『閉店は、明け方頃です。』by店主
ズルズルという音を立てながら、麺をすする音がする。それから老婆は枯れ木のような華奢な腕で、ドンブリを豪快に持ち上げ、スープを一口すすった。
「あああ。うまい! 長生きはするもんだねぇ。こんなに美味いものがこの世にあるとは」
「でしょ! 母さんにも、食べてもらいたかったんだよ!」
「なんだか、懐かしい味だねー」
「そう! そうなんだよ! 母さんがよく作ってくれたスープの味に似てるんだよ!」
「本当に、うれしいねー」
「うれしい? 美味しい、って言うのが正しいんじゃない?」
「いや、うれしいんだよ。お前が一人前になって、稼いだお金でこんなに美味しい料理をご馳走してくれることがだよ……」
「母さん……」ブッフォルディオは目を見開いた。
「大丈夫かい? 辛いことはないかい? こんなに傷だらけになっちゃって」そう言って、老婆はブッフォルディオの頬に両手をあてた。

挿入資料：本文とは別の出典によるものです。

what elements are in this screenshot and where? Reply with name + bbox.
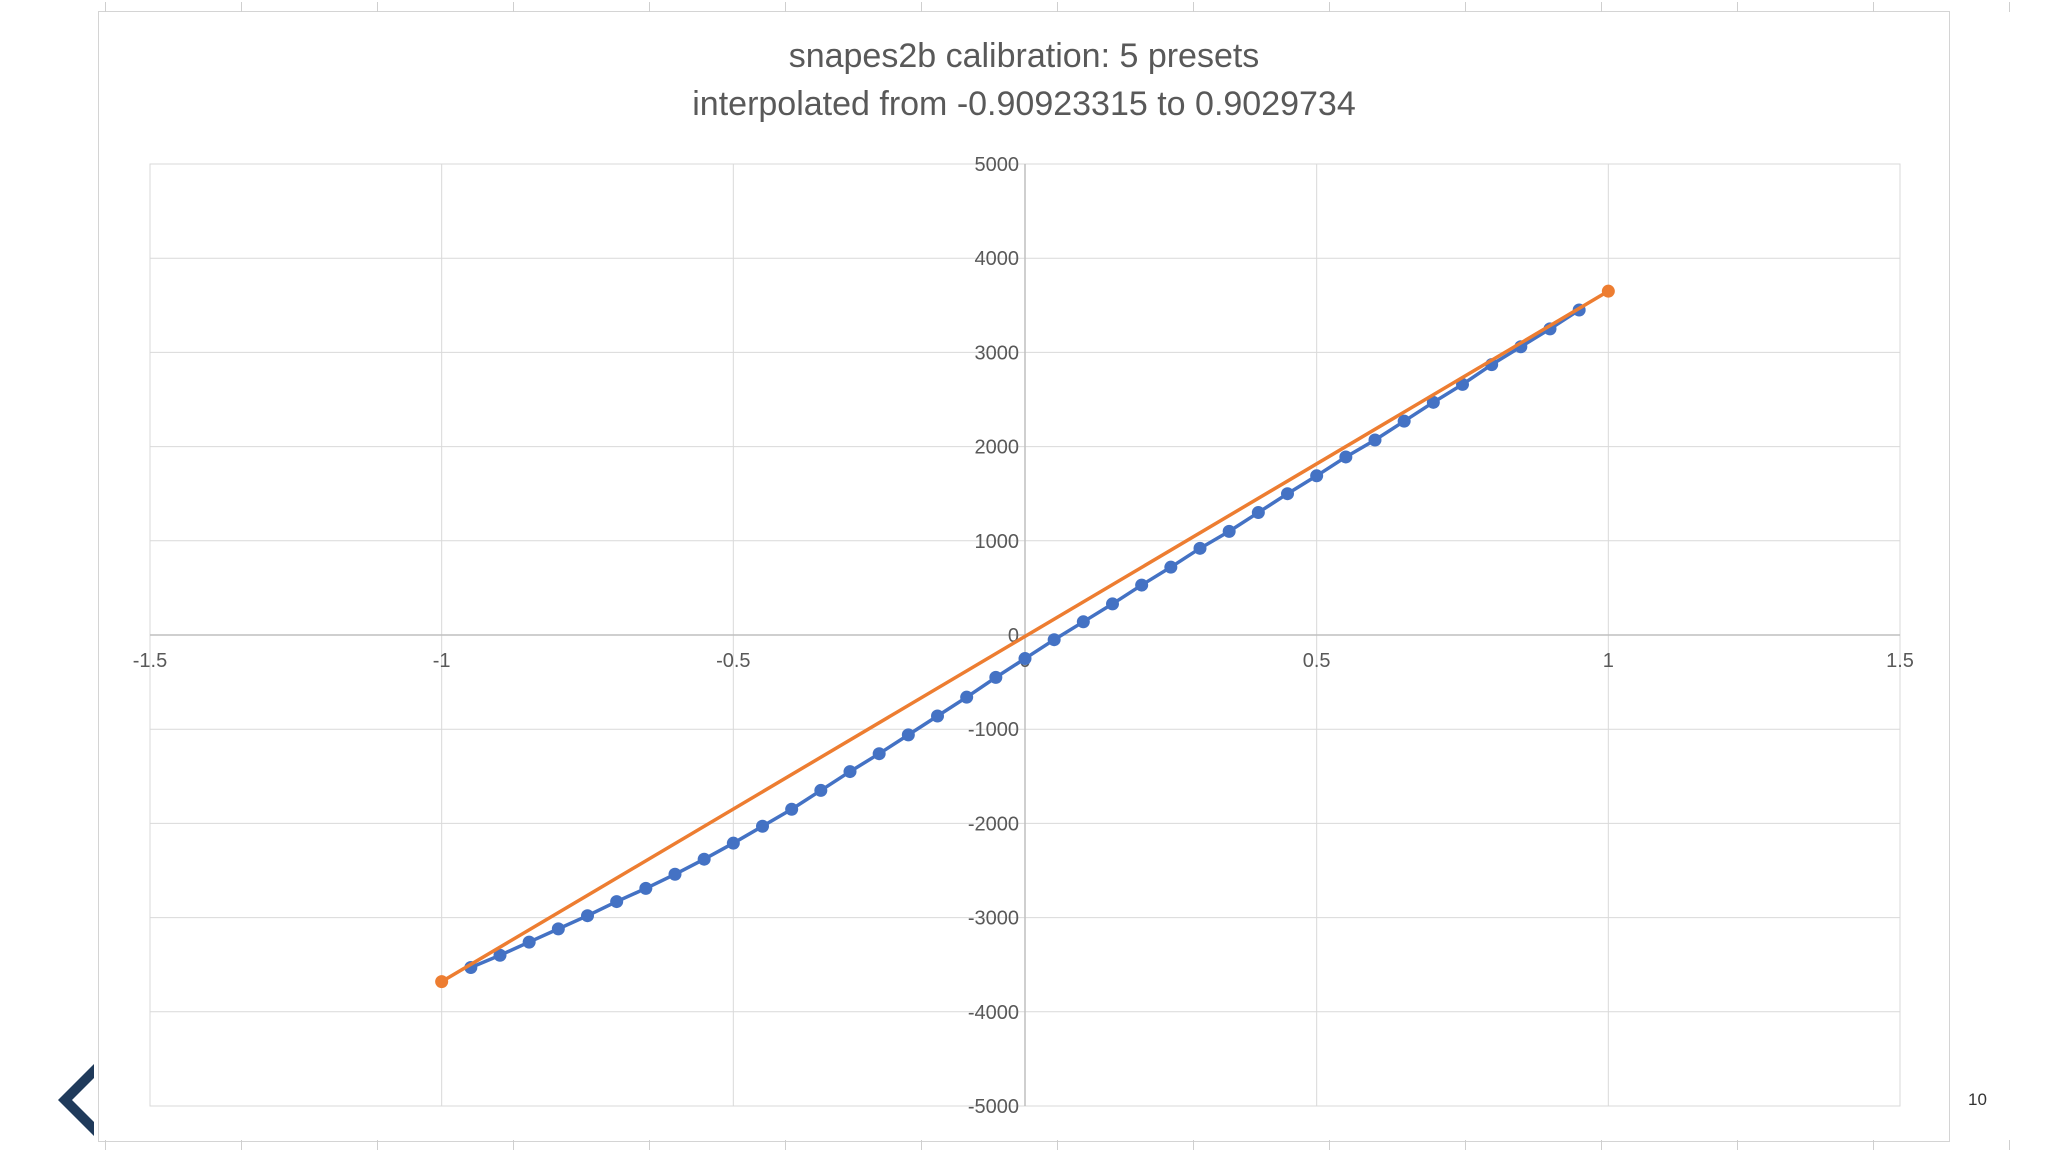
ruler-tick [105, 1140, 106, 1150]
series-2-point [1601, 284, 1615, 298]
chart-title: snapes2b calibration: 5 presets interpol… [98, 32, 1950, 128]
x-tick-label: 1 [1603, 650, 1614, 672]
ruler-tick [1193, 2, 1194, 12]
ruler-tick [1193, 1140, 1194, 1150]
y-tick-label: -2000 [968, 813, 1019, 835]
series-1-point [1018, 652, 1032, 666]
series-1-point [1339, 450, 1353, 464]
x-tick-label: -0.5 [716, 650, 750, 672]
series-1-point [726, 836, 740, 850]
series-1-point [872, 747, 886, 761]
series-1-point [901, 728, 915, 742]
x-tick-label: -1 [433, 650, 451, 672]
ruler-tick [1601, 2, 1602, 12]
x-tick-label: 0.5 [1303, 650, 1331, 672]
chevron-left-icon[interactable] [58, 1062, 98, 1138]
ruler-tick [377, 2, 378, 12]
ruler-tick [2009, 1140, 2010, 1150]
ruler-tick [921, 2, 922, 12]
ruler-tick [377, 1140, 378, 1150]
series-1-point [697, 852, 711, 866]
series-2-line [440, 289, 1610, 984]
series-1-point [1222, 524, 1236, 538]
ruler-tick [1057, 2, 1058, 12]
series-1-point [1281, 487, 1294, 501]
series-1-point [610, 895, 624, 909]
page-number: 10 [1968, 1090, 1987, 1109]
series-2-point [435, 975, 449, 989]
series-1-point [931, 709, 944, 723]
x-tick-label: 1.5 [1886, 650, 1914, 672]
y-tick-label: -5000 [968, 1096, 1019, 1118]
y-tick-label: -3000 [968, 908, 1019, 930]
ruler-tick [1873, 2, 1874, 12]
series-1-point [1368, 433, 1382, 447]
y-tick-label: -4000 [968, 1002, 1019, 1024]
ruler-tick [241, 2, 242, 12]
series-1-point [989, 670, 1003, 684]
series-1-point [1426, 395, 1440, 409]
ruler-tick [649, 2, 650, 12]
y-tick-label: 4000 [975, 248, 1020, 270]
ruler-tick [1329, 1140, 1330, 1150]
series-1-point [639, 881, 653, 895]
series-1-point [1310, 469, 1324, 483]
series-1-point [1076, 615, 1090, 629]
ruler-tick [1601, 1140, 1602, 1150]
y-tick-label: 2000 [975, 437, 1020, 459]
ruler-tick [513, 2, 514, 12]
y-tick-label: 0 [1008, 625, 1019, 647]
ruler-tick [1465, 1140, 1466, 1150]
ruler-tick [241, 1140, 242, 1150]
y-tick-label: 1000 [975, 531, 1020, 553]
series-1-point [522, 935, 536, 949]
series-1-point [756, 819, 769, 833]
ruler-tick [785, 2, 786, 12]
ruler-tick [785, 1140, 786, 1150]
series-1-point [785, 802, 799, 816]
series-1-point [960, 690, 974, 704]
series-1-point [668, 867, 682, 881]
series-1-point [1106, 597, 1119, 611]
ruler-tick [105, 2, 106, 12]
ruler-tick [1737, 2, 1738, 12]
ruler-tick [1465, 2, 1466, 12]
series-1-point [1193, 541, 1207, 555]
series-1-point [1397, 414, 1411, 428]
ruler-tick [1873, 1140, 1874, 1150]
chart-title-line: snapes2b calibration: 5 presets [788, 37, 1260, 75]
ruler-tick [1329, 2, 1330, 12]
ruler-tick [649, 1140, 650, 1150]
ruler-tick [2009, 2, 2010, 12]
series-1-point [814, 783, 828, 797]
y-tick-label: 5000 [975, 154, 1020, 176]
ruler-tick [1057, 1140, 1058, 1150]
ruler-tick [1737, 1140, 1738, 1150]
ruler-tick [921, 1140, 922, 1150]
y-tick-label: -1000 [968, 719, 1019, 741]
ruler-tick [513, 1140, 514, 1150]
chart-subtitle-line: interpolated from -0.90923315 to 0.90297… [692, 85, 1356, 123]
x-tick-label: -1.5 [133, 650, 167, 672]
y-tick-label: 3000 [975, 342, 1020, 364]
series-1-point [1251, 506, 1265, 520]
series-1-point [1164, 560, 1178, 574]
chart-frame[interactable] [98, 11, 1950, 1142]
series-1-point [493, 948, 507, 962]
series-1-point [1135, 578, 1149, 592]
series-1-point [581, 909, 594, 923]
series-1-point [551, 922, 565, 936]
series-1-point [1047, 633, 1061, 647]
series-1-point [843, 765, 857, 779]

「うん、……母さんは、……辛くはなかった? 大変じゃなかった? 俺が、あの村から、逃げ出した後……」
「別に、たいしたこたぁないよ。お前が大きな世界に飛び出して、いつか、強くなったお前が村を救ってくれるって、そう信じていたからね……」
「母さん、俺……」
「でもね。ちょっと……、ちょっとだけだけど……、寂しかった、……かな」
「……母さん……、ごめん」
ブッフォルディオは幼子のように、老婆の膝に顔をうずめ、ただひたすらに泣いた。
老婆は息子の頭をただ優しく撫でていた。
「ほら! 元気をだしな! 一緒に食べようじゃないか! 冷めちゃう前に」老婆は優しく言った。
「うん……」
はっ! と、目を覚ますと。屋台のカウンターに突っ伏して眠っていたようだった。
アキコは、桶にはった水でドンブリやグラスを洗っていた。
ブッフォルディオは慌てて目の辺りに残る涙の気配を袖で拭った。
「起きた?」秋子は振り返らずにそう聞いた。
「ああ、どれくらい寝ていた? 俺は」
「……もう朝だよ。と言っても、ダンジョンの中じゃ、朝日は拝めないけどね」
「そうか。……すまない」
「いや、いいよ。なんだか疲れてるみたいだったし」
ブッフォルディオはふと、隣の席を見た。
そこには、何も入っていない。誰かが食べ終わったようなドンブリが一つ残されていた。
「誰か、客がいたのか?」
「んん? なにが?」秋子は洗い物の手を止めず聞き返す。
「このドンブリ?」
「知らないよ。あんたが最後の客だし」
「じゃあ、これは……」
「あんたが食ったんじゃない?」
「俺が?」
「結構飲んでたし、無理はないんじゃないの」
「いや、しかし」
秋子は洗い物を終えると立ち上がり、前掛けで手を拭う。
「それじゃあ、なに? あんたの、死んだお母さんが食べたって、そう言って欲しいの?」
狐につままれたような、という表現があるが、まさにそのような表情で、ブッフォルディオは、煙草を燻らせはじめた女店主の背中を見ていた。